Saying Goodbye to My Thai Students
Friday was my last day of teaching classes in Thailand. I will see the students one more time for their formal examinations, and then it’s over. I never thought that I would be so sad to say goodbye. On the last day, we had a little party and I gave each of them awards for being the awesome little human beings they are. Although it was just a piece of paper, they loved coming up and collecting their awards in front of the class. We laughed, had a giant group hug, and I tried not to think about the fact that this would be one of the last times I would see them.
When I first started the year, I had no idea how much these kids would impact me and make positive change in my life. They have opened my heart and my mind in so many ways. Seeing their little faces light up when I enter for my lessons and knowing that I have made a positive difference in their lives has been one of the most rewarding experiences. Their English has improved greatly, and it is remarkable to know that I played a large part in that. Napat, who knew almost no English and struggled the first couple of months, earned his first 100 percent on his speaking test.

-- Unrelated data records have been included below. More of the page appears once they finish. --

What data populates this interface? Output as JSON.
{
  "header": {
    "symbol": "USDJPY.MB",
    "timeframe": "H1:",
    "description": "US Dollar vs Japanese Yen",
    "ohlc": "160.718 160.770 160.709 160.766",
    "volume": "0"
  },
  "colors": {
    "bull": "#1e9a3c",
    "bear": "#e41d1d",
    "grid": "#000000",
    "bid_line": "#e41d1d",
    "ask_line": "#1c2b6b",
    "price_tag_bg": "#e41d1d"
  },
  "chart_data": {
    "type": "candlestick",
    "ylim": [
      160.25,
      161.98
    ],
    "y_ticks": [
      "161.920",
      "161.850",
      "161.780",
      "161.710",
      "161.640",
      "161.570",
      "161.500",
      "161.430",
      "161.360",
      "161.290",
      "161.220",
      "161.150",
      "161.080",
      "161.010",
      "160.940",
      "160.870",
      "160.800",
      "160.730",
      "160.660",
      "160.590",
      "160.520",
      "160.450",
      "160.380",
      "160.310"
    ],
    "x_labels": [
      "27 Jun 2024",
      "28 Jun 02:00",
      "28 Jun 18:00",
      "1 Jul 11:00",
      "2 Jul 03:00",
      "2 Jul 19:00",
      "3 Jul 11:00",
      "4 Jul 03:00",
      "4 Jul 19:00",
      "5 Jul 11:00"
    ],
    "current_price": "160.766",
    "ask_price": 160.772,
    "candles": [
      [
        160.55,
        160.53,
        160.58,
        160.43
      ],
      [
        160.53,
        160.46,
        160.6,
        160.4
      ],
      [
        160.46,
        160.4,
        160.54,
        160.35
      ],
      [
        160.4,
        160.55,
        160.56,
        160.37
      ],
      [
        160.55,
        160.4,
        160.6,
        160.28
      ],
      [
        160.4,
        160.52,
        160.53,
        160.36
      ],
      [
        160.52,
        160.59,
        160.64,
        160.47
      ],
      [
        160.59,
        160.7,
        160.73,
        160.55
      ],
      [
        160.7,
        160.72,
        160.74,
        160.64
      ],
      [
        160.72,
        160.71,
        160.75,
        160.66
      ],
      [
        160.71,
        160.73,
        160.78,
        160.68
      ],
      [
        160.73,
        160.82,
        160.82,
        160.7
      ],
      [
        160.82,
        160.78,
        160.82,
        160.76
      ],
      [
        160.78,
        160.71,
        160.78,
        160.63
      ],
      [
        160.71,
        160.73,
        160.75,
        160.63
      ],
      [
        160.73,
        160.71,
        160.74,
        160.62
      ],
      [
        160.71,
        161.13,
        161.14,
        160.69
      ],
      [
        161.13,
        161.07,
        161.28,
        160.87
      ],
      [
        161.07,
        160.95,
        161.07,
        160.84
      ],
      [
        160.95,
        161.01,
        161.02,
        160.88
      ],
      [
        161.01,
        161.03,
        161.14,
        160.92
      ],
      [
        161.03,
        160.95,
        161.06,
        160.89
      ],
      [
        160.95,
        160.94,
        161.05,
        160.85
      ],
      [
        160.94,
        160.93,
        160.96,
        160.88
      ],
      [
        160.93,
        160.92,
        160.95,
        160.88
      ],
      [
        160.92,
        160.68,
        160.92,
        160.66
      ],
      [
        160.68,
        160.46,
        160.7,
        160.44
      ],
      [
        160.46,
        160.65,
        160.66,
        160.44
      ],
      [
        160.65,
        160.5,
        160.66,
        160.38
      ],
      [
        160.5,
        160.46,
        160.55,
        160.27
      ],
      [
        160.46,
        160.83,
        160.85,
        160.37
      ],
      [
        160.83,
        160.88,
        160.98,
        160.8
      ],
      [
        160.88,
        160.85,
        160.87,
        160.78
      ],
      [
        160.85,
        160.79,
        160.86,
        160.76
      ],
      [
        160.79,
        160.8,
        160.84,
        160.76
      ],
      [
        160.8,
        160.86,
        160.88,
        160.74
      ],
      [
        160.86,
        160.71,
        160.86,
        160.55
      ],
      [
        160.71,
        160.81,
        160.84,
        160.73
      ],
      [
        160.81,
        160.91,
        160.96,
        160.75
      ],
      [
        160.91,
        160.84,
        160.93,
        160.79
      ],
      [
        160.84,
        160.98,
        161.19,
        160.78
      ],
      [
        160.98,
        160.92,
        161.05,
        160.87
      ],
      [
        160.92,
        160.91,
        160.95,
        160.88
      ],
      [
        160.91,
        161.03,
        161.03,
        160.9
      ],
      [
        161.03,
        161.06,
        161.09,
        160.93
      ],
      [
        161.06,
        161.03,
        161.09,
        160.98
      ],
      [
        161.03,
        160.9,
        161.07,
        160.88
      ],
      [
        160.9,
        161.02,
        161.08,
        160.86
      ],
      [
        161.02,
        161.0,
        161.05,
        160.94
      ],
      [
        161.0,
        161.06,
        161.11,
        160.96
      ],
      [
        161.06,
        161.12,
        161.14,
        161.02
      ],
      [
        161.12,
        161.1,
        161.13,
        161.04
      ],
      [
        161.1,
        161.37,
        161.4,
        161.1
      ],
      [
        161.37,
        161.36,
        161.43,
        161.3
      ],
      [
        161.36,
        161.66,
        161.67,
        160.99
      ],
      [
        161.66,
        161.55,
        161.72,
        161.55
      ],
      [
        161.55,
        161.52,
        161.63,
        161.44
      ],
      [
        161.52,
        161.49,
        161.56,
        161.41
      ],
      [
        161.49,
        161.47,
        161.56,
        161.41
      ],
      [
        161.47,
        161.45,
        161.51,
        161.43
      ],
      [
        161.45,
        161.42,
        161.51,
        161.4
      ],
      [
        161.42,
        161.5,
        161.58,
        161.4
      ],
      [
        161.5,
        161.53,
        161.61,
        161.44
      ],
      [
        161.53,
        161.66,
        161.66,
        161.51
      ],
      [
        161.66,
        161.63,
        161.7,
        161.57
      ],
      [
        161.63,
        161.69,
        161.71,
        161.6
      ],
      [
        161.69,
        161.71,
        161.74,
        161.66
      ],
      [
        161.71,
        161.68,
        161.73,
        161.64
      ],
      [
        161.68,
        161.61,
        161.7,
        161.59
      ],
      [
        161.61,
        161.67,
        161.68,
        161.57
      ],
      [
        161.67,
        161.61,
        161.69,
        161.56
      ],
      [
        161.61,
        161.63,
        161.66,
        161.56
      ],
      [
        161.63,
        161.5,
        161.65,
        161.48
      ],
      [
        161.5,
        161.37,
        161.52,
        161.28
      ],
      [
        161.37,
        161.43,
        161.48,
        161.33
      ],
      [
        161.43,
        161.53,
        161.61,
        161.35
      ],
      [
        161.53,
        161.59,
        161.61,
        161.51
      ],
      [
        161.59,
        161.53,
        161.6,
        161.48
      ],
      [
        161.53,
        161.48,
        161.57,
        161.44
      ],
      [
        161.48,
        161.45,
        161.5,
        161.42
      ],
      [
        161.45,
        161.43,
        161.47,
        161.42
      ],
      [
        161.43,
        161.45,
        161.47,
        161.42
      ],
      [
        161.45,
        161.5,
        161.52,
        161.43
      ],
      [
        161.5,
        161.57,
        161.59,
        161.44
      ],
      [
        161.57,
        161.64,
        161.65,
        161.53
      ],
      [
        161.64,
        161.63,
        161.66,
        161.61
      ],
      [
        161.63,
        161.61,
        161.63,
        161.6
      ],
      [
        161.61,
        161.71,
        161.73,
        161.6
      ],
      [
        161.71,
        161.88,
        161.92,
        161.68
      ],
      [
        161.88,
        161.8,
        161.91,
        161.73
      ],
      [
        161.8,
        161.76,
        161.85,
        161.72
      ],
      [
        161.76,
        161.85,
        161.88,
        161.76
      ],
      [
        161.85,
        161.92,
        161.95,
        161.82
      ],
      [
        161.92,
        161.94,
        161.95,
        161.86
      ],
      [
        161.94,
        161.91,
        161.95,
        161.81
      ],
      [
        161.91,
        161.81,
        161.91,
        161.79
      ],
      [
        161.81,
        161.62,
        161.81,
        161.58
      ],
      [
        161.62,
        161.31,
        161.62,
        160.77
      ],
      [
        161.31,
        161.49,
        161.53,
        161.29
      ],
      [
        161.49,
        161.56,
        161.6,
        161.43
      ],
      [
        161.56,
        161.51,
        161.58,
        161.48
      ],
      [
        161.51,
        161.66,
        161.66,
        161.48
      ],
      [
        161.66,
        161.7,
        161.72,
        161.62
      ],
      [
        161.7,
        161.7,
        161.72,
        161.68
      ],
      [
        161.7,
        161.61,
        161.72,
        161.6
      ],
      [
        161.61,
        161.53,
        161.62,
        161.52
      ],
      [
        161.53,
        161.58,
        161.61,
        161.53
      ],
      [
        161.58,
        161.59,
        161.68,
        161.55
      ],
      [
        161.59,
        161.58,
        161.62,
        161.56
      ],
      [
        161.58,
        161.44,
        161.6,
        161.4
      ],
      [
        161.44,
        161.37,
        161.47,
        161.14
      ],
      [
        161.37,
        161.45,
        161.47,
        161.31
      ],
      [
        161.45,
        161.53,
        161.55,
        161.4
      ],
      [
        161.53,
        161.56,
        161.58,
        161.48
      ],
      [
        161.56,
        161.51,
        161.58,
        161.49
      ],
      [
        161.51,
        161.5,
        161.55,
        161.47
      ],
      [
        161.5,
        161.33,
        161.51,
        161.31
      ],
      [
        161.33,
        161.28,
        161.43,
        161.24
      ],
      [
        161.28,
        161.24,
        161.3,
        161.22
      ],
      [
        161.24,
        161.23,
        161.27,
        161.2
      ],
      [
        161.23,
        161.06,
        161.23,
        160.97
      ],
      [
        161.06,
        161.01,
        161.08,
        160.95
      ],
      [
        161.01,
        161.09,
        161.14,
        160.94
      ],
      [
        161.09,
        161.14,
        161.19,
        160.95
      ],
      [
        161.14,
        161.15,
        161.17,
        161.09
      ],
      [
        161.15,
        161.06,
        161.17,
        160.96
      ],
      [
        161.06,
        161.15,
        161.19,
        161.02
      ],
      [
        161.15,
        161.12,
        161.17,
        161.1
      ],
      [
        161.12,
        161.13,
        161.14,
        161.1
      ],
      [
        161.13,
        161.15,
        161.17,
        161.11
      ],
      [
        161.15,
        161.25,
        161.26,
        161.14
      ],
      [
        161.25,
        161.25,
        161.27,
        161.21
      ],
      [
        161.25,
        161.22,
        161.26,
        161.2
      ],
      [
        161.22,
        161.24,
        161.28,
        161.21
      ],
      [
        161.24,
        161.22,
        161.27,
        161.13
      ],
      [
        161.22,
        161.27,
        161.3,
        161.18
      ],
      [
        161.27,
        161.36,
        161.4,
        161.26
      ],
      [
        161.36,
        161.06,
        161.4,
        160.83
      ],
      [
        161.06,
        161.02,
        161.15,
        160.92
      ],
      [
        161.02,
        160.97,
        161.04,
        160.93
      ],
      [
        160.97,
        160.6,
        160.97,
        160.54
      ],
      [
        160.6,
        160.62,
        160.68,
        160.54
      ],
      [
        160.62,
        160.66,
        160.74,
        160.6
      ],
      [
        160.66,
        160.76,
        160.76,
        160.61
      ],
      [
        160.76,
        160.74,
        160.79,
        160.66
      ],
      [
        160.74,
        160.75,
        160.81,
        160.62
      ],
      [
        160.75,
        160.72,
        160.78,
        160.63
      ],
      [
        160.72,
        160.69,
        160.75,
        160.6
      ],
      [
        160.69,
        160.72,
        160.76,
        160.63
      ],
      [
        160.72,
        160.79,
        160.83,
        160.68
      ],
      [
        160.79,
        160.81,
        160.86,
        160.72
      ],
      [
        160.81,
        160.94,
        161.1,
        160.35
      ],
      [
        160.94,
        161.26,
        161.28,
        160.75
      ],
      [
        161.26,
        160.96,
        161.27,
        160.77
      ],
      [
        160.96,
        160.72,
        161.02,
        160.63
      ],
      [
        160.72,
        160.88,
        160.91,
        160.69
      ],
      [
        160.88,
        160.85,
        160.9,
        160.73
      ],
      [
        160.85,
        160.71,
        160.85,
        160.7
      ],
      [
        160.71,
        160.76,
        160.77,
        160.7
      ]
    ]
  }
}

He was so proud when I gave him a sticker and announced his accomplishment to the class. Most of them came into my class knowing colors and animals. They can now make full sentences, read and write in English, and communicate some of their ideas.
Change is scary. Part of me still feels like I am at the same place that I was when I began my journey through SE Asia- unsure of my future, jobless, and confused. However, that is simply not true. I have learned so much from my year in Thailand. I have learned to trust, to be fearless, and to jump and have faith that the net will appear to catch me on the way down.
While I could have been starting my career back home, I’m still not entirely sure what I want to do for a career. I do know that I have found a passion in teaching and helping others, and that realization will make settling into a career that does those things that much easier.
I leave Thailand in two weeks and will be backpacking through Myanmar. After that, its home for a couple of months before I set off on my next adventure- teaching in Seoul, South Korea!
As for now, I have to realize that this experience is over but that isn’t necessarily a bad thing. Every experience is just a stepping stone. I am sad to leave my students but am happy in the role I played in their lives. I know that I did my best to teach, motivate, and empower them.
Each one of their smiles is imprinted on my heart.